Parla Giuliano Giuliani, padre di Carlo ucciso in piazza Alimonda nove
anni fa
"Finalmente mi sento in un Paese normale"
GENOVA - «In questo strano posto che è l´Italia, a volte ti sorprendono
notizie che ti fanno illudere di essere finalmente in un paese normale».
Giuliano Giuliani, padre di Carlo, ucciso in piazza Alimonda. I
superpoliziotti colpevoli per il blitz alla Diaz, De Gennaro condannato
per aver istigato a mentire.

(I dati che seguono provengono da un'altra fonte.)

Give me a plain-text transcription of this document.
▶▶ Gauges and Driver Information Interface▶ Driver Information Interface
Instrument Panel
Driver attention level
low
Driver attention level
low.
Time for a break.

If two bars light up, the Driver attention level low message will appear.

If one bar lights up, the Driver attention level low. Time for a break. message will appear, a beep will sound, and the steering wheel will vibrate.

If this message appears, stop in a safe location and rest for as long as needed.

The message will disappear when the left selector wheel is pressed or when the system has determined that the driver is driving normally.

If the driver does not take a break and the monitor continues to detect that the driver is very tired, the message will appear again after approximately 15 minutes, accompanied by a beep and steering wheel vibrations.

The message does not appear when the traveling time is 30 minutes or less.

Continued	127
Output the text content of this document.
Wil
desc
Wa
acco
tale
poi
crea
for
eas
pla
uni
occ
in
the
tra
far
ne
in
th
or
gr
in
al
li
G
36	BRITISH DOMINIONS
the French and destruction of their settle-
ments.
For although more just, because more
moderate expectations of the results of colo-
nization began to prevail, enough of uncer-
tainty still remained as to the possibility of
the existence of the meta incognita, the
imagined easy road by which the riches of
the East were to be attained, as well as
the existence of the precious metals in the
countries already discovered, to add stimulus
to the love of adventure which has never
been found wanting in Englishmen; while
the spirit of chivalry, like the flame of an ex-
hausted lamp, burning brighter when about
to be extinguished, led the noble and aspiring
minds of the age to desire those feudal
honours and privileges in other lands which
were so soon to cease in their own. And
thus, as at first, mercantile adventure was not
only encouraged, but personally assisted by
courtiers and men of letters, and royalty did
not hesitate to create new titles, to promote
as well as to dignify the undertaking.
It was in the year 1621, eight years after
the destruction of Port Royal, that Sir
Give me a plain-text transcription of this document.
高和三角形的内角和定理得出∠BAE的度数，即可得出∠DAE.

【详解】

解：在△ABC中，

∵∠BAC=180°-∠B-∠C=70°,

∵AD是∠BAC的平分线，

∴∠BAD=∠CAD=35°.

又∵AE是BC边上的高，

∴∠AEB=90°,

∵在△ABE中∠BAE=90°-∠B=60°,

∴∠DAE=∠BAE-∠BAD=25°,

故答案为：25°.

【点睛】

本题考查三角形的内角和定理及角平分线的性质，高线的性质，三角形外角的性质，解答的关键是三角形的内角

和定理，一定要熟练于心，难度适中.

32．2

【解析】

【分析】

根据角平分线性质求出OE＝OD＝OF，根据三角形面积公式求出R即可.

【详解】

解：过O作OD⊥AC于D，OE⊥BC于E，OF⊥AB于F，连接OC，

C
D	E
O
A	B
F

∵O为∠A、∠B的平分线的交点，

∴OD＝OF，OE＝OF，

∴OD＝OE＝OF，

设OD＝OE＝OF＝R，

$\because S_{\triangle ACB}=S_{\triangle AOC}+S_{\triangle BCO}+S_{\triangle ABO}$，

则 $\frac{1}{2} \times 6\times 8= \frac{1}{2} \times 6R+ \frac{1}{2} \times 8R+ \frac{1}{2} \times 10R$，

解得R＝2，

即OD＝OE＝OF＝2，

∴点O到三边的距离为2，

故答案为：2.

Le sentenze d´appello riscrivono la storia di
quei giorni.
«Noi la storia la conosciamo bene, purtroppo. Le sentenze possono aiutarci
a credere nella giustizia. La decisione di primo grado che aveva assolto
De Gennaro era semplicemente scandalosa: diceva che c´era un corrotto ma
non un corruttore».
Gianni De Gennaro era il capo della polizia durante il G8.
«Ed è rimasto al suo posto, nonostante il fallimento. Anzi: ha fatto
carriera, come tutti gli altri. Però ci sono due sentenze d´appello che
condannano tutti i massimi gradi della polizia. Ma proprio tutti. Ora, io
dico: in un paese civile, ci si dimette. Poi giustamente si rivendica il
diritto ad un terzo grado di giudizio. Ma intanto ci si dimette. Per
dignità. Purtroppo qui in Italia manca una cosa».
Cosa?
«Il buon esempio dall´alto. Quando si delegittimano i giudici, quando si
ignorano le sentenze, è evidente che chi sta sotto farà altrettanto, se
non peggio».
Di tutte le inchieste per i tragici fatti di nove anni fa, l´unica ad
essere stata archiviata è proprio quella sulla morte di suo figlio.
«Uno schifo. Ma c´è un motivo. In quella storia erano coinvolti i reparti
speciali dei carabinieri. Che in Italia sono ancora più intoccabili dei
vertici della polizia».
Ci crede ancora nella giustizia?
«Oggi un po´ di più. Ho fiducia negli apparati dello Stato. Ma ne avrei di
più, se ai vertici si comportassero con dignità».